The best would be if one have such a plan in written form but mostly smaller companies may have only unwritten ideas in the managers head’s.
How much are you prepared for such incidents?
Do you know of any sample plans which can be recommended and adopted?
June 16, 2009 at 7:30 am #24829AnonymousParticipant
Google will turn up some example disaster recovery plans but you’ll need to perform a risk assessment to get a good idea of what suits you. Risk the the product of probability (how likely an event will occur) and hazard (the potential impact of the event), so it makes sense to plan for the highest risk events. The highest risk may come from hardware failure on a critical system for example because the hazard is high and the probability isn’t that small when you consider the potential for human error.
Test your plan. Backup is all about restoring your data, not the warm fuzzy feeling that you’re safe so test your backups and verify your media. Do a dry run of replacing that critical server. All companies need to have a fire safety policy and fire drills test this and train staff, it might help to think of it like this.
June 16, 2009 at 12:20 pm #24830BillVParticipant
We have multiple BCP/DR/COOP plans. They are at different tiers, so for what I’m in charge of, some of my plan may be inherited from something larger/greater.
I know when I was creating our COOP I had found several decent resources to use. I’ll see if I saved them somewhere. I don’t think I’m allowed to share/post our plan 🙁 but I can probably name some specifics.
June 16, 2009 at 12:29 pm #24831UNIXParticipant
I am aware that one will probably not be allowed to offer the companies resources, but some specifics would be nice and interesting.
Lately I got in contact with a few companies and while talking I discovered that most of them have not such plans available. Some had only thought about some things which has to be done when something happens but never wrote it down. I tried to explain to some of them how essential this could be (just think about something happens when the responsible guy who thought about solutions is not present for some reason) but I guess it won’t help anything as often people don’t see this as something important. This remdinds me of backups – as long as nothing happens its fine, but as soon as people are glad to have such things.

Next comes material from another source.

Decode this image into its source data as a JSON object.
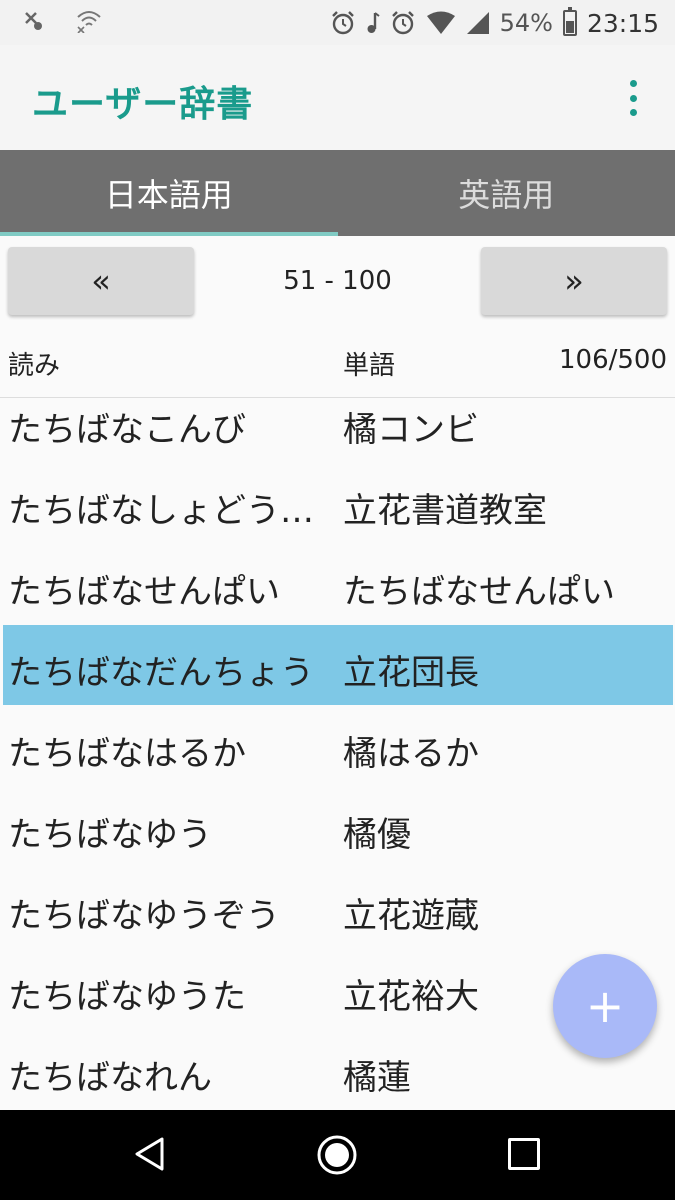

I also second what jimbob says, that such plans have to be tested when they are finished as often something sounds great in theory but maybe not in practice.
June 16, 2009 at 3:54 pm #24832unsupportedParticipant
BCP/DRP, just like backups, need to be tested and updated regularly.
I’ve been on the receiving end more than I’d care to be when someone called me to complain that they never tested their backup and it’s *MY* fault. Yes, it is my fault that you do not know how to properly rotate your tapes and overwrite your last full backups, or store your tapes in a METAL safe that’s magnetized, or you replaced your tape drive and the new one won’t read your old tapes… but I digress.
June 16, 2009 at 4:14 pm #24833
June 17, 2009 at 12:38 am #24834former33tParticipant
While we’re on business continuity plans, I’ll share something that I ran into some years ago. The organization I was working for thought they had done everything correctly. Warm site servers, offsite backups, the whole gamut. Low and behold, disaster strikes and we lose two critical servers that run mission critical applications and are worthless without the backend database. The Restore Time Objective was 12 hours. The servers were powered on and network accessible within 2 hours. Restore from the backup tapes took another 37 hours.
This isn’t about testing backup. It worked flawlessly, as designed, at the speed of the tape. Turns out that if your RTO is 12 hours and you budget 9 of those for restore from backup, make darn sure that your backup/restore solution is capable of meeting that timeline. Failure to do so is most certainly a career limiting move.